Extract information and improve sustainability
How does all this link to smart technology, though? We gain a great deal of information about consumer lifestyle from intelligent information technology. Extracting this information enables us to improve productivity, sustainability and cost-efficiency on a large scale, for example when it comes to energy and district heating grids. Infrastructural solutions and public transport offer alternative options for optimizing the large-scale effects of city planning.

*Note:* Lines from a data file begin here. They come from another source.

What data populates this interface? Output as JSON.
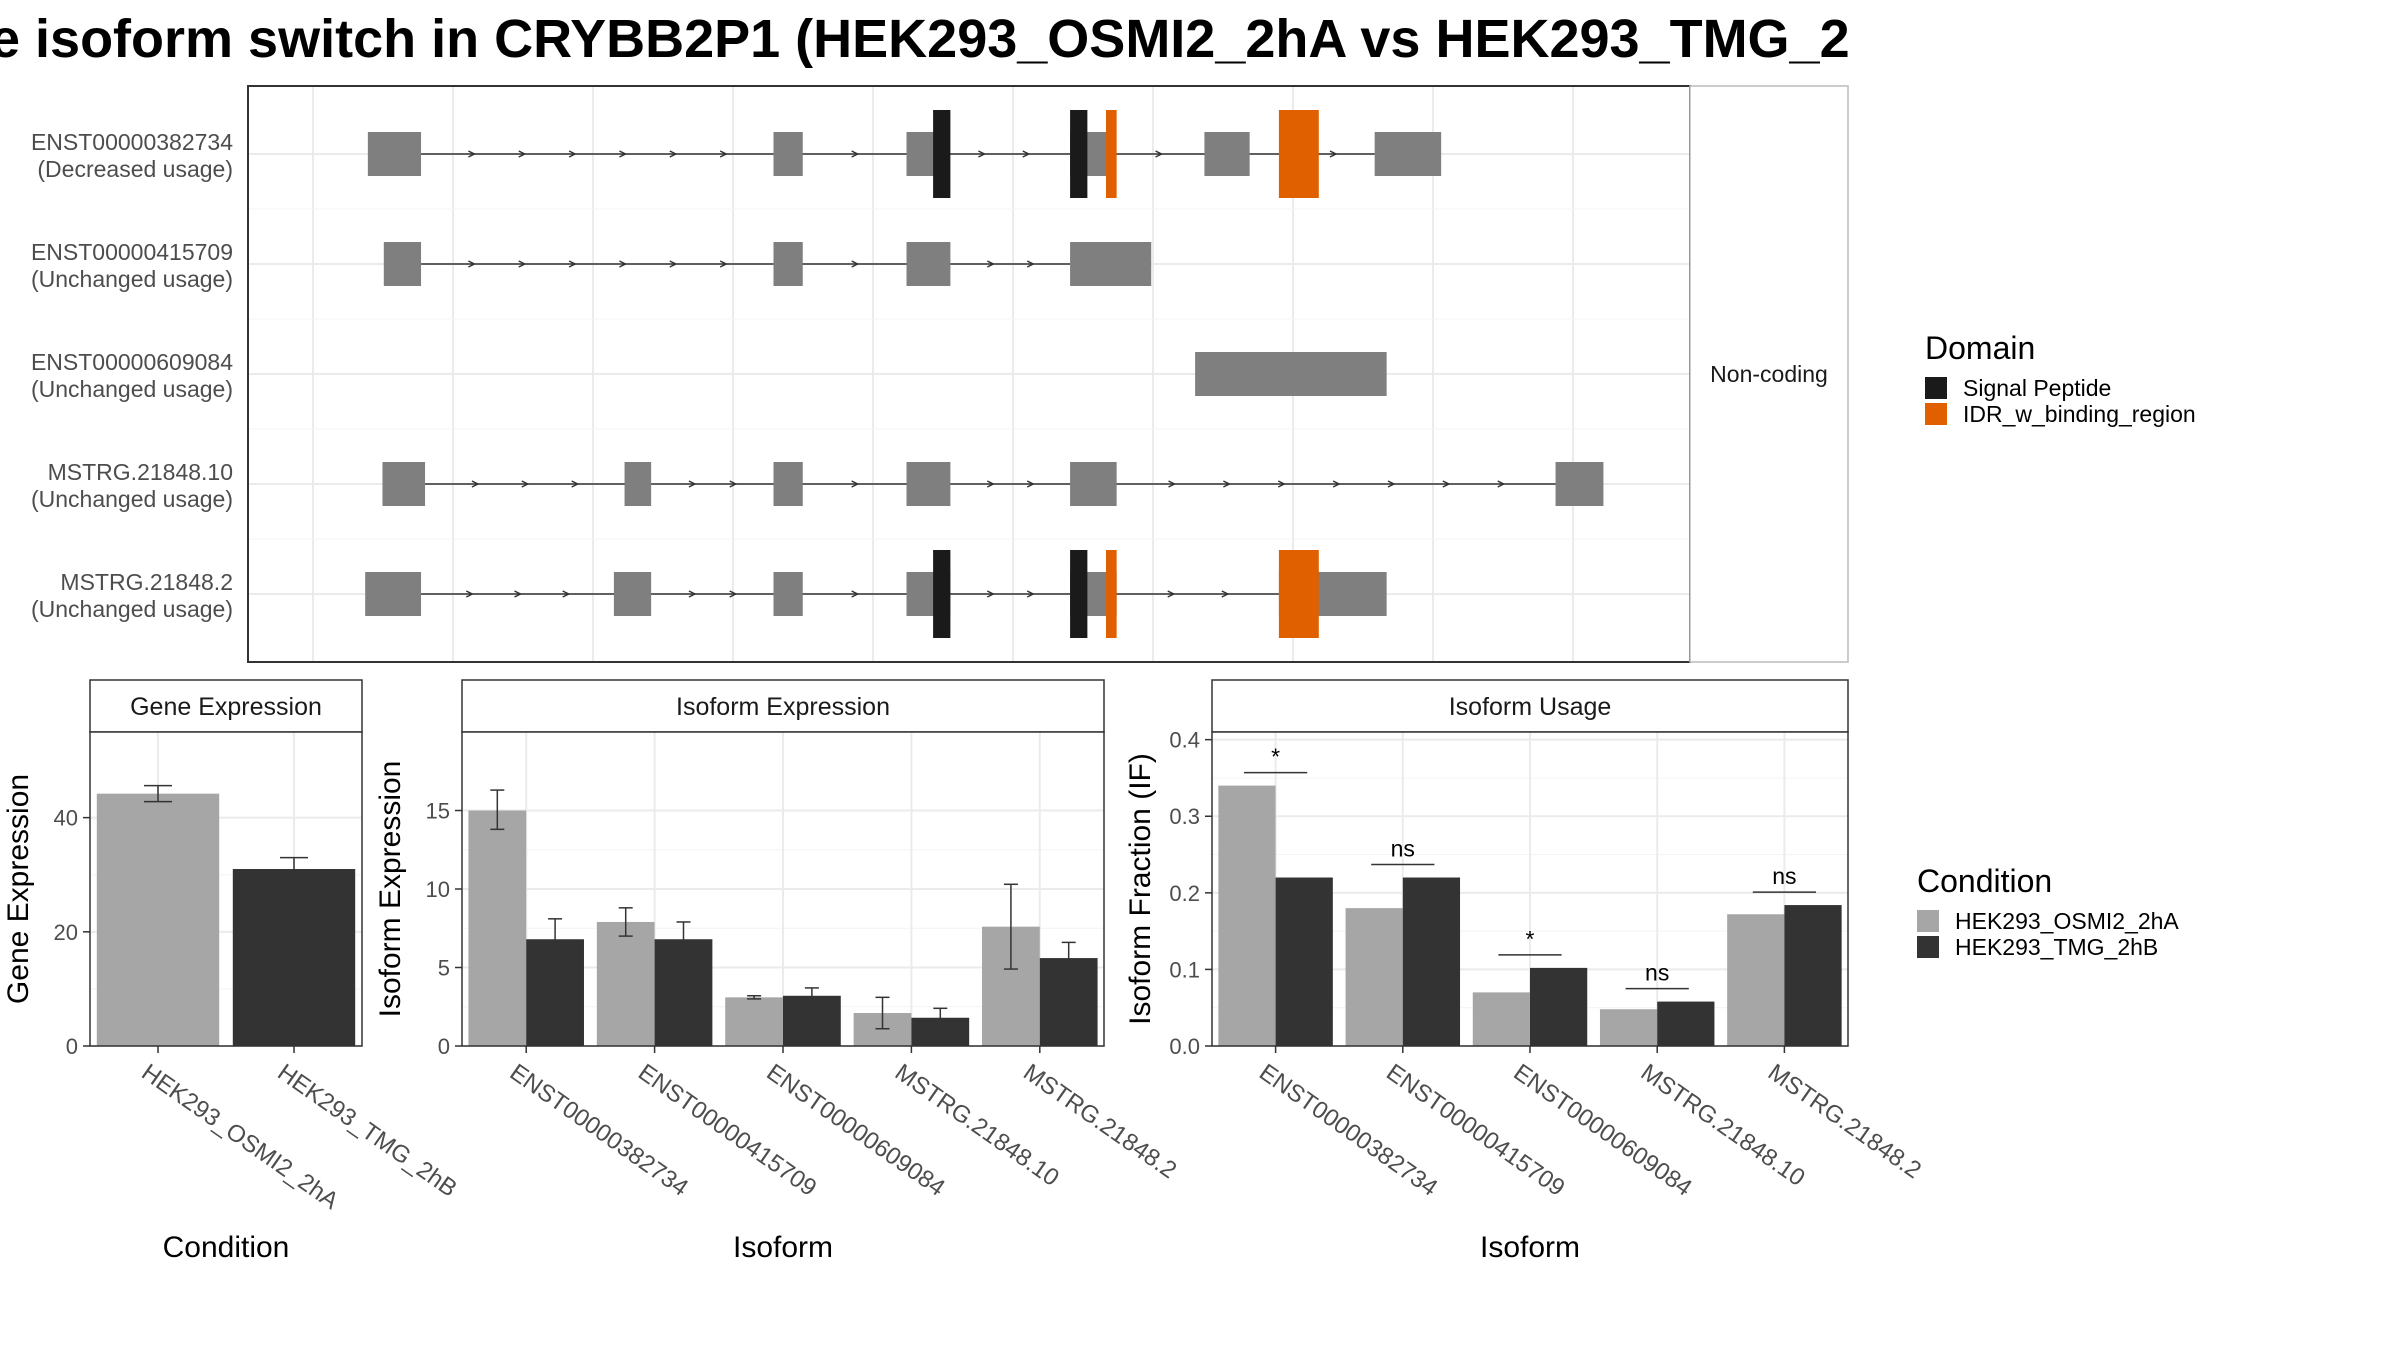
{
  "title": "e isoform switch in CRYBB2P1 (HEK293_OSMI2_2hA vs HEK293_TMG_2",
  "colors": {
    "exon": "#7f7f7f",
    "signal_peptide": "#1a1a1a",
    "idr": "#e06000",
    "cond_a": "#a6a6a6",
    "cond_b": "#333333"
  },
  "domain_legend": {
    "title": "Domain",
    "items": [
      {
        "label": "Signal Peptide",
        "color": "#1a1a1a"
      },
      {
        "label": "IDR_w_binding_region",
        "color": "#e06000"
      }
    ]
  },
  "condition_legend": {
    "title": "Condition",
    "items": [
      {
        "label": "HEK293_OSMI2_2hA",
        "color": "#a6a6a6"
      },
      {
        "label": "HEK293_TMG_2hB",
        "color": "#333333"
      }
    ]
  },
  "structure": {
    "coding_strip": "Non-coding",
    "x_range": [
      0,
      1000
    ],
    "transcripts": [
      {
        "name": "ENST00000382734",
        "usage": "(Decreased usage)",
        "exons": [
          [
            45,
            85
          ],
          [
            350,
            372
          ],
          [
            450,
            473
          ],
          [
            573,
            605
          ],
          [
            674,
            708
          ],
          [
            802,
            852
          ]
        ],
        "domains": [
          {
            "type": "signal_peptide",
            "range": [
              470,
              483
            ]
          },
          {
            "type": "signal_peptide",
            "range": [
              573,
              586
            ]
          },
          {
            "type": "idr",
            "range": [
              600,
              608
            ]
          },
          {
            "type": "idr",
            "range": [
              730,
              760
            ]
          }
        ],
        "thin_domains": [
          [
            450,
            470
          ],
          [
            483,
            484
          ]
        ]
      },
      {
        "name": "ENST00000415709",
        "usage": "(Unchanged usage)",
        "exons": [
          [
            57,
            85
          ],
          [
            350,
            372
          ],
          [
            450,
            483
          ],
          [
            573,
            634
          ]
        ],
        "domains": [],
        "thin_domains": []
      },
      {
        "name": "ENST00000609084",
        "usage": "(Unchanged usage)",
        "exons": [
          [
            667,
            811
          ]
        ],
        "domains": [],
        "thin_domains": []
      },
      {
        "name": "MSTRG.21848.10",
        "usage": "(Unchanged usage)",
        "exons": [
          [
            56,
            88
          ],
          [
            238,
            258
          ],
          [
            350,
            372
          ],
          [
            450,
            483
          ],
          [
            573,
            608
          ],
          [
            938,
            974
          ]
        ],
        "domains": [],
        "thin_domains": []
      },
      {
        "name": "MSTRG.21848.2",
        "usage": "(Unchanged usage)",
        "exons": [
          [
            43,
            85
          ],
          [
            230,
            258
          ],
          [
            350,
            372
          ],
          [
            450,
            483
          ],
          [
            573,
            608
          ],
          [
            730,
            811
          ]
        ],
        "domains": [
          {
            "type": "signal_peptide",
            "range": [
              470,
              483
            ]
          },
          {
            "type": "signal_peptide",
            "range": [
              573,
              586
            ]
          },
          {
            "type": "idr",
            "range": [
              600,
              608
            ]
          },
          {
            "type": "idr",
            "range": [
              730,
              760
            ]
          }
        ],
        "thin_domains": []
      }
    ]
  },
  "chart_data": [
    {
      "type": "bar",
      "title": "Gene Expression",
      "xlabel": "Condition",
      "ylabel": "Gene Expression",
      "categories": [
        "HEK293_OSMI2_2hA",
        "HEK293_TMG_2hB"
      ],
      "values": [
        44.2,
        31.0
      ],
      "errors": [
        [
          42.8,
          45.6
        ],
        [
          29.0,
          33.0
        ]
      ],
      "ylim": [
        0,
        55
      ],
      "yticks": [
        0,
        20,
        40
      ],
      "grid": true
    },
    {
      "type": "bar",
      "title": "Isoform Expression",
      "xlabel": "Isoform",
      "ylabel": "Isoform Expression",
      "categories": [
        "ENST00000382734",
        "ENST00000415709",
        "ENST00000609084",
        "MSTRG.21848.10",
        "MSTRG.21848.2"
      ],
      "series": [
        {
          "name": "HEK293_OSMI2_2hA",
          "values": [
            15.0,
            7.9,
            3.1,
            2.1,
            7.6
          ],
          "errors": [
            [
              13.8,
              16.3
            ],
            [
              7.0,
              8.8
            ],
            [
              3.0,
              3.2
            ],
            [
              1.1,
              3.1
            ],
            [
              4.9,
              10.3
            ]
          ]
        },
        {
          "name": "HEK293_TMG_2hB",
          "values": [
            6.8,
            6.8,
            3.2,
            1.8,
            5.6
          ],
          "errors": [
            [
              5.5,
              8.1
            ],
            [
              5.7,
              7.9
            ],
            [
              2.7,
              3.7
            ],
            [
              1.2,
              2.4
            ],
            [
              4.7,
              6.6
            ]
          ]
        }
      ],
      "ylim": [
        0,
        20
      ],
      "yticks": [
        0,
        5,
        10,
        15
      ],
      "grid": true
    },
    {
      "type": "bar",
      "title": "Isoform Usage",
      "xlabel": "Isoform",
      "ylabel": "Isoform Fraction (IF)",
      "categories": [
        "ENST00000382734",
        "ENST00000415709",
        "ENST00000609084",
        "MSTRG.21848.10",
        "MSTRG.21848.2"
      ],
      "series": [
        {
          "name": "HEK293_OSMI2_2hA",
          "values": [
            0.34,
            0.18,
            0.07,
            0.048,
            0.172
          ]
        },
        {
          "name": "HEK293_TMG_2hB",
          "values": [
            0.22,
            0.22,
            0.102,
            0.058,
            0.184
          ]
        }
      ],
      "annotations": [
        "*",
        "ns",
        "*",
        "ns",
        "ns"
      ],
      "ylim": [
        0,
        0.41
      ],
      "yticks": [
        0.0,
        0.1,
        0.2,
        0.3,
        0.4
      ],
      "grid": true
    }
  ]
}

In Greater Copenhagen more than one million inhabitants are connected to an integrated district heating grid. The grid is connected to the multifuel combined heat and power facilities at Avedore and Amager, to large heat storages tanks, to three waste for energy CHP plants (Combined heat and power) and to local peak boilers, all located in city districts dedicated for technical installations. The consumers simply use the heat they need with the help from thermostatic valves, whereas the district heating transmission companies optimise the total heat production hour by hour in central control and monitoring centers. As a result, almost 95% of the heat is produced by the most efficient CHP plants responding on the electricity market. This would be impossible without computerized smart technological solutions.
Too complex solutions
Solutions can also be too smart – or rather too complex. When designing buildings, we have to ensure a person does not need a Ph.D. to operate the indoor climate panels. We are only human. Still, it would be foolish NOT to incorporate intelligent facades on buildings reacting to sun and wind. After all, they reduce energy consumption and generate long-term environmental and economic benefits.
The age of complexity
Today energy, waste, transport, climate change and environmental challenges are interlinked dimensions of urban life. Grasping this complexity requires a multidimensional approach to future-proof urban solutions.
Mobility, for instance, means more than moving people from A to B, it also involves mitigating environmental impact, reducing noise and congestion and optimising safety, growth and productivity for society in general. Holism is the answer to solutions that can benefit every individual in a city. Smart concepts for improved liveability are all about the bigger picture.